In this place I must also acknowledge that the Saxon Government was the first in Germany to establish a Central Board of Public Health; it has also included the teaching of hygiene in the teaching of military medical science. Such arrangements appear to me to be types of the two directions which must now be taken and followed out: on the one hand, investigation, observation, and experiment; on the other, systematic personal teaching. These are the only two ways which lead to the goal.
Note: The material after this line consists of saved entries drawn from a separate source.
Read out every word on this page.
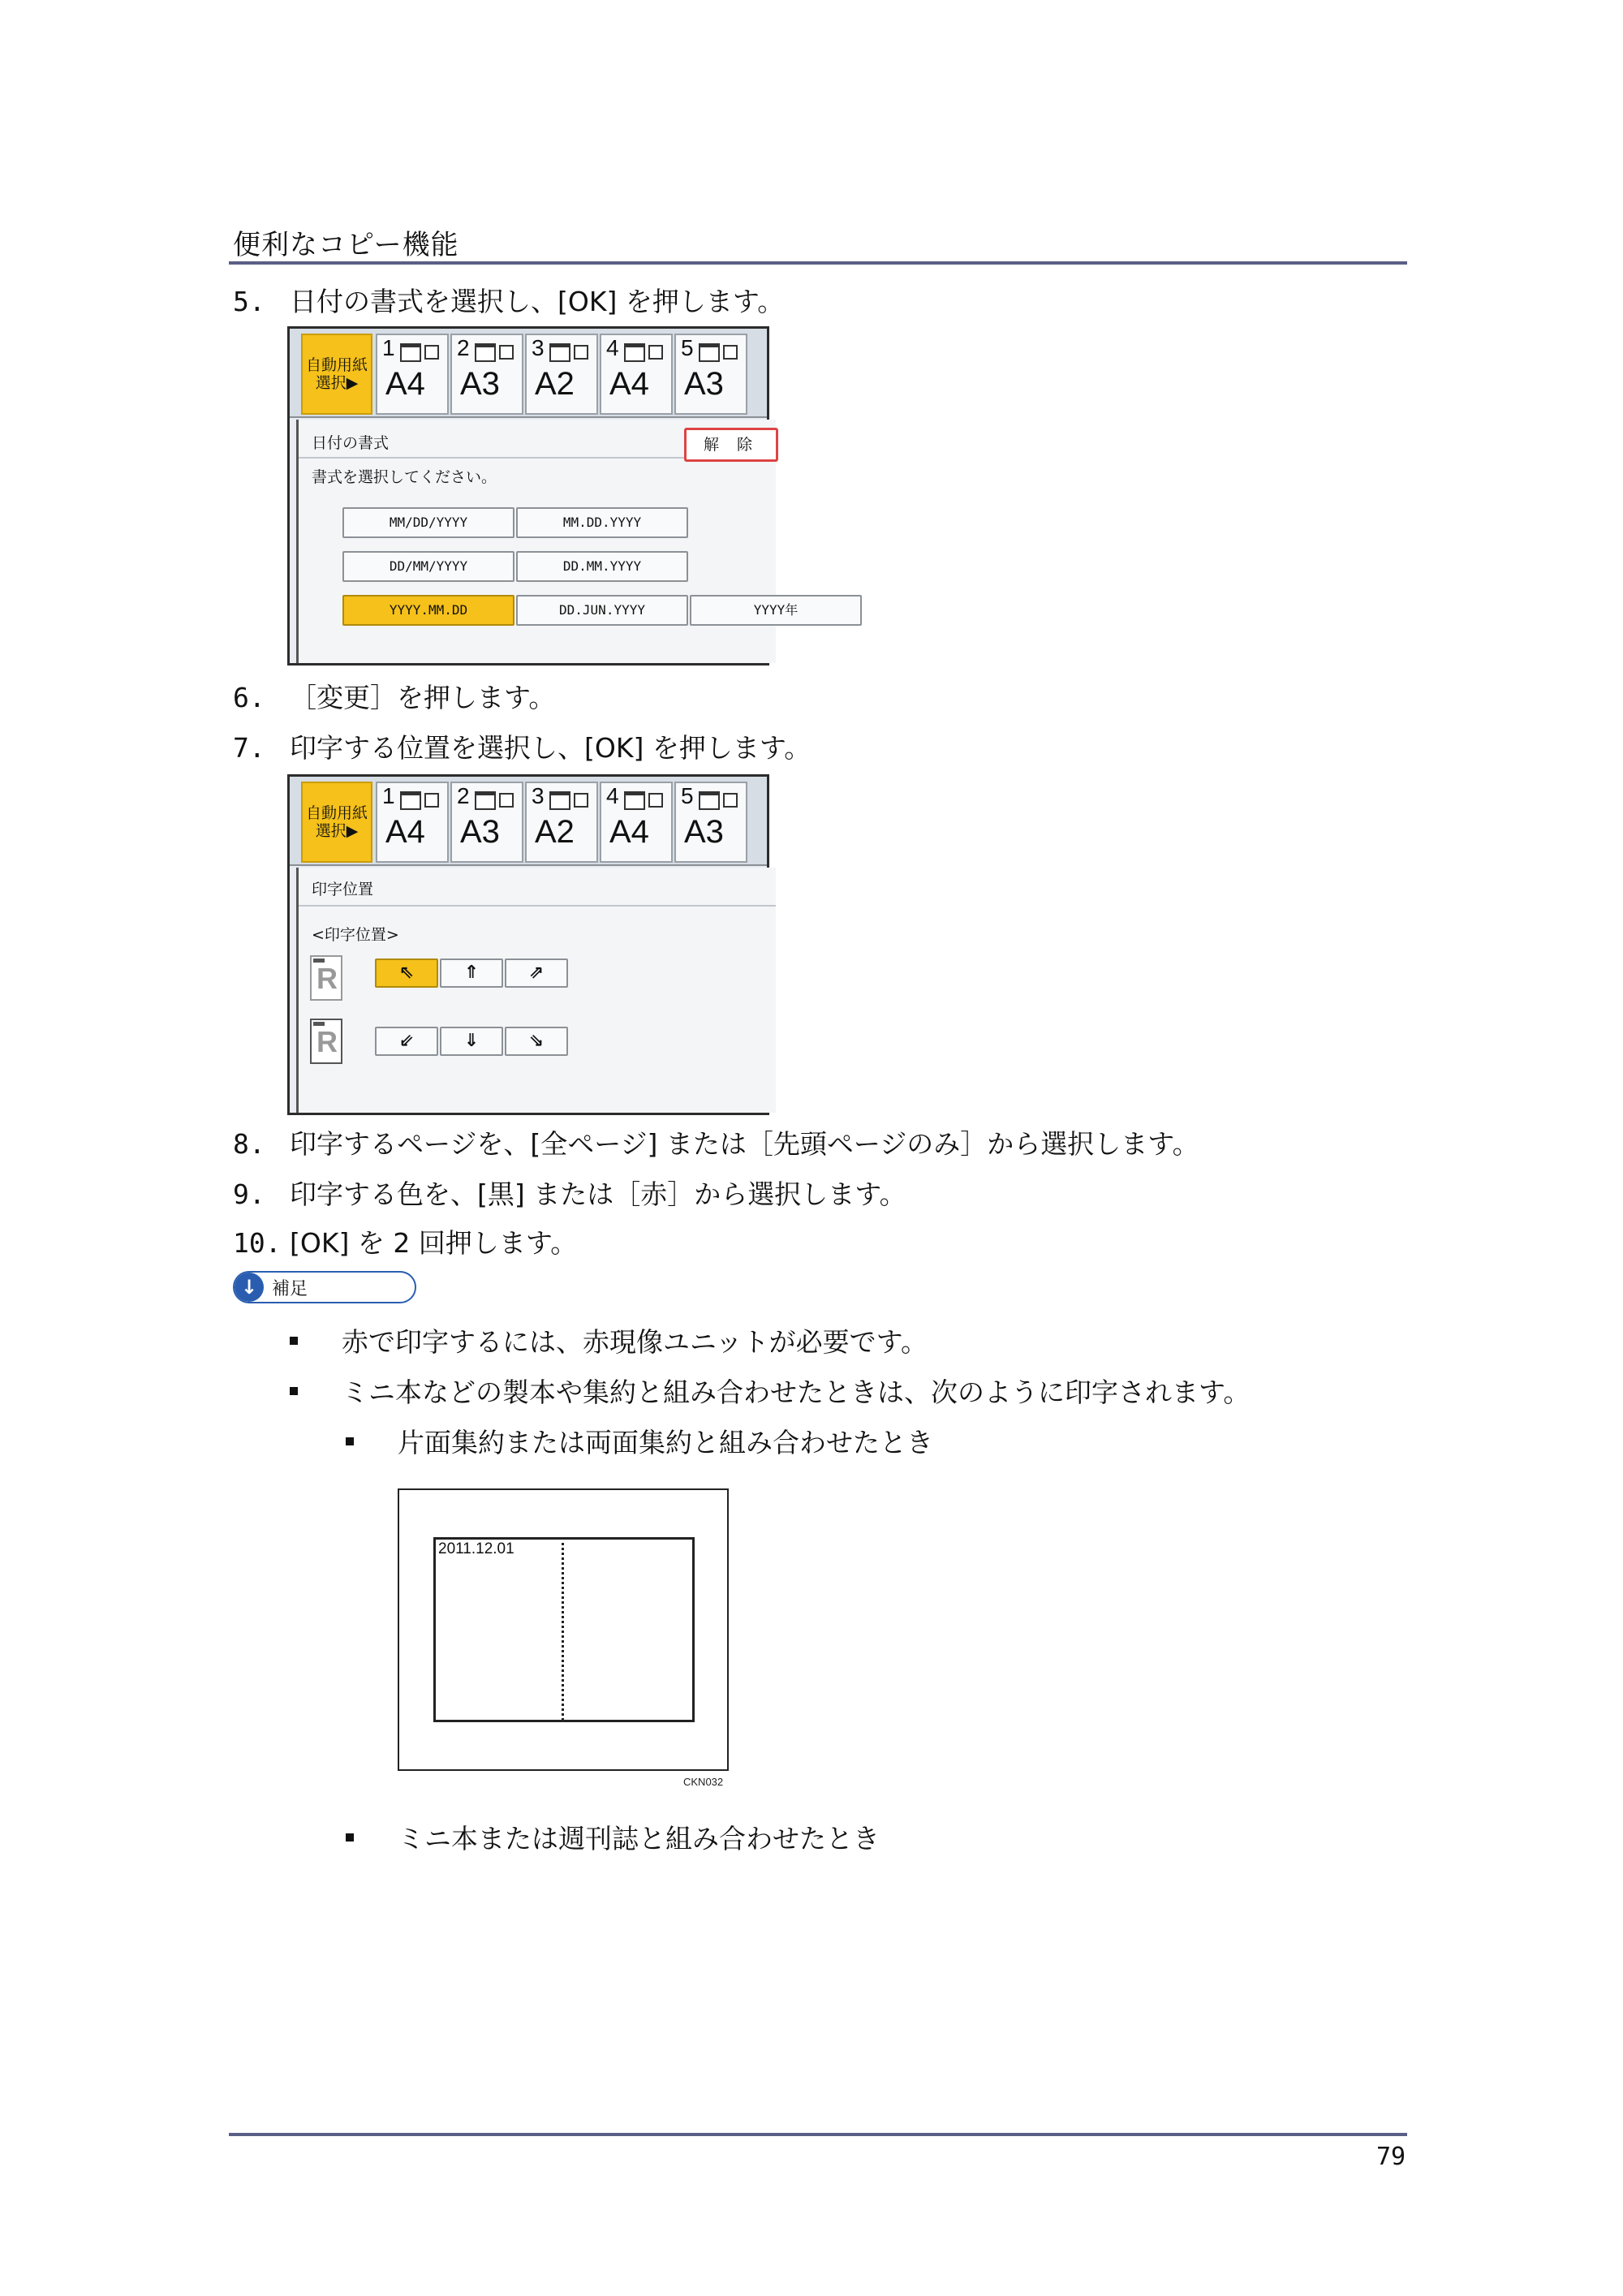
便利なコピー機能
5. 日付の書式を選択し、[OK] を押します。
自動用紙
選択▶
1
A4
2
A3
3
A2
4
A4
5
A3
日付の書式
書式を選択してください。
MM/DD/YYYY	MM.DD.YYYY
DD/MM/YYYY	DD.MM.YYYY
YYYY.MM.DD	DD.JUN.YYYY	YYYY年
解 除
6. ［変更］を押します。
7. 印字する位置を選択し、[OK] を押します。
自動用紙
選択▶
1
A4
2
A3
3
A2
4
A4
5
A3
印字位置
<印字位置>
R	⇖	⇑	⇗
R	⇙	⇓	⇘
8. 印字するページを、[全ページ] または［先頭ページのみ］から選択します。
9. 印字する色を、[黒] または［赤］から選択します。
10. [OK] を 2 回押します。
↓ 補足
赤で印字するには、赤現像ユニットが必要です。
ミニ本などの製本や集約と組み合わせたときは、次のように印字されます。
片面集約または両面集約と組み合わせたとき
2011.12.01
CKN032
ミニ本または週刊誌と組み合わせたとき
79
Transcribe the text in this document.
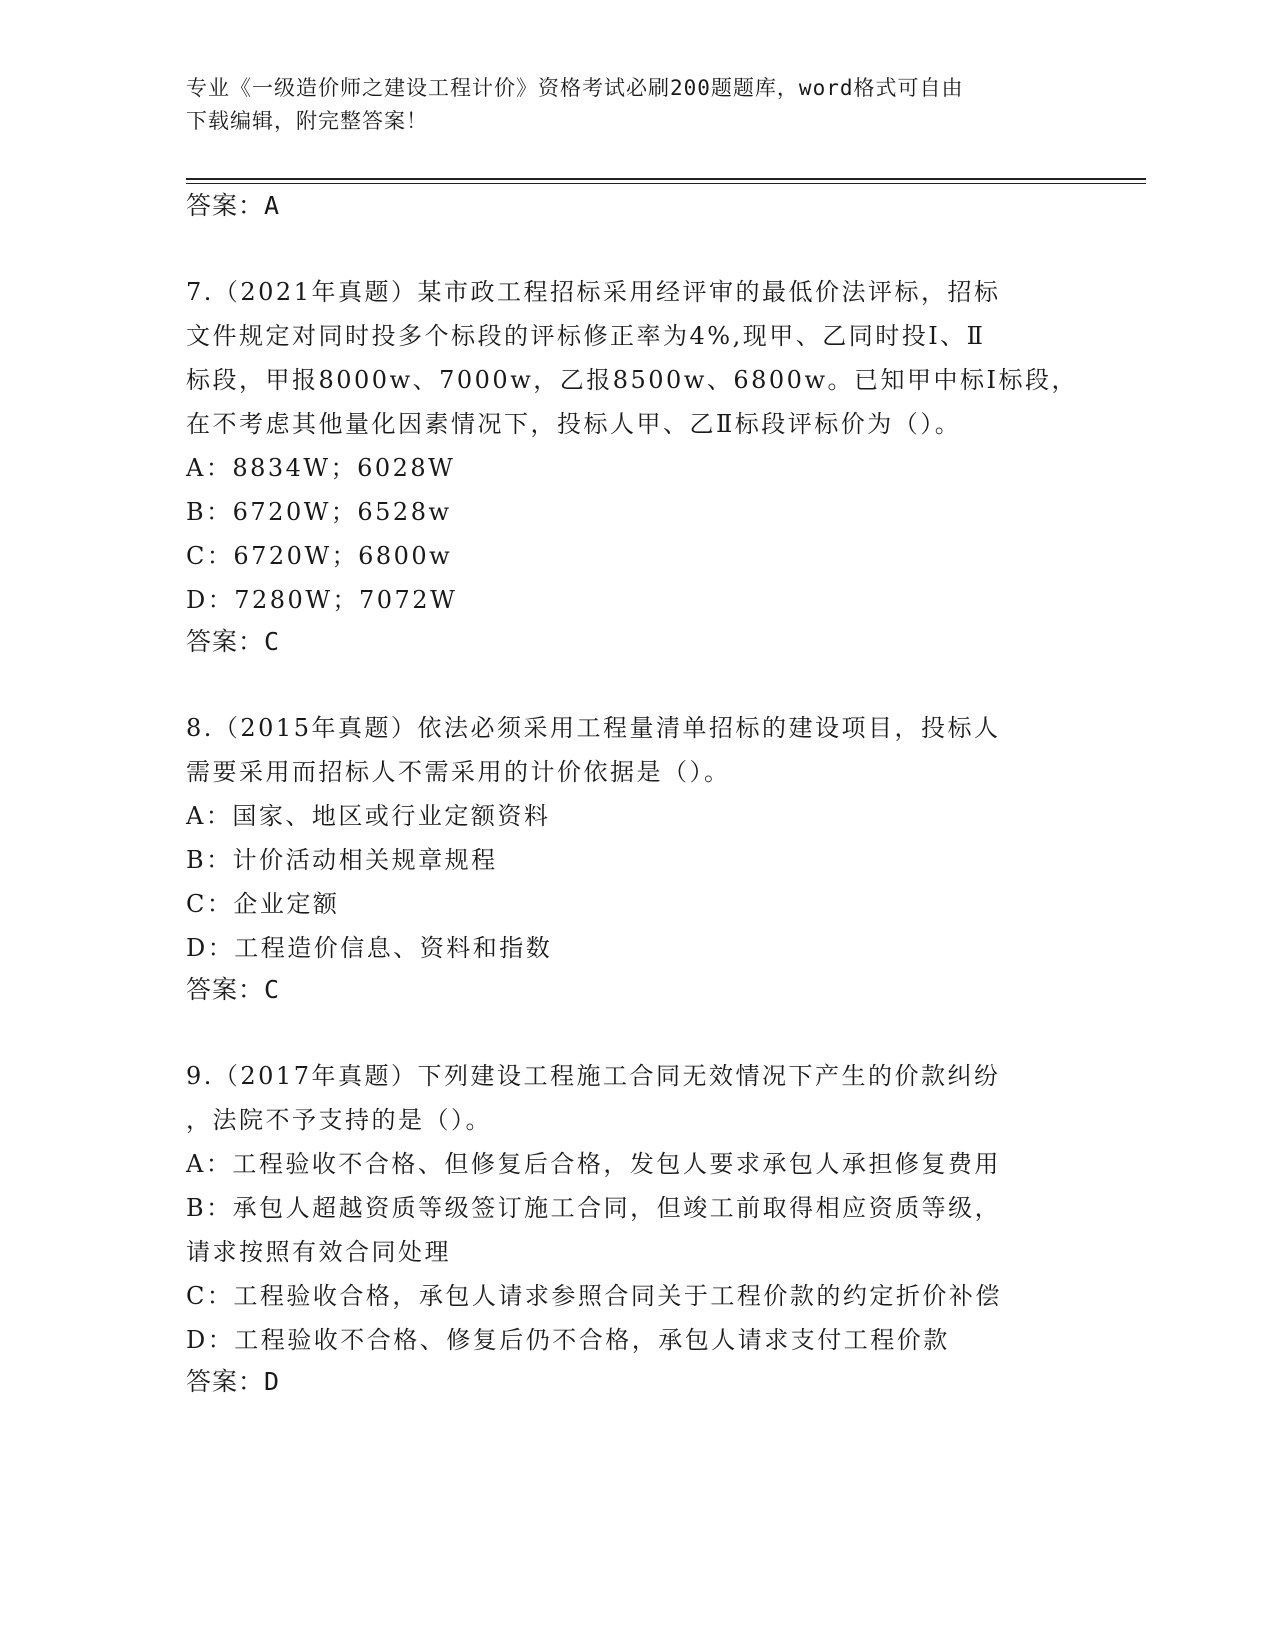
专业《一级造价师之建设工程计价》资格考试必刷200题题库，word格式可自由
下载编辑，附完整答案！
答案：A
7.（2021年真题）某市政工程招标采用经评审的最低价法评标，招标
文件规定对同时投多个标段的评标修正率为4%,现甲、乙同时投Ⅰ、Ⅱ
标段，甲报8000w、7000w，乙报8500w、6800w。已知甲中标Ⅰ标段，
在不考虑其他量化因素情况下，投标人甲、乙Ⅱ标段评标价为（）。
A：8834W；6028W
B：6720W；6528w
C：6720W；6800w
D：7280W；7072W
答案：C
8.（2015年真题）依法必须采用工程量清单招标的建设项目，投标人
需要采用而招标人不需采用的计价依据是（）。
A：国家、地区或行业定额资料
B：计价活动相关规章规程
C：企业定额
D：工程造价信息、资料和指数
答案：C
9.（2017年真题）下列建设工程施工合同无效情况下产生的价款纠纷
，法院不予支持的是（）。
A：工程验收不合格、但修复后合格，发包人要求承包人承担修复费用
B：承包人超越资质等级签订施工合同，但竣工前取得相应资质等级，
请求按照有效合同处理
C：工程验收合格，承包人请求参照合同关于工程价款的约定折价补偿
D：工程验收不合格、修复后仍不合格，承包人请求支付工程价款
答案：D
You have been enabled to see, from that single subject I have treated, how much remains to be done and created; everything is still insufficient and incomplete, and has to be developed and determined. Think of the great chapters—air, clothing, dwelling, ventilation, heating, lighting, building-places, and soil—their relation to air and water, and their influence on the course of disease; epidemics, and protection against them; drinking-water, and its distribution among the population; alimentations and articles of food; the maintaining of different classes of men under different circumstances; dietaries; public baths; gymnastics; collection and removal of excrementitious matters and refuse from households and trades; drainage; disinfection; inspection of dead bodies and their interment; unhealthy trades and manufactories, schools, barracks, asylums, hospitals and nursing, prisons, health statistics, etc.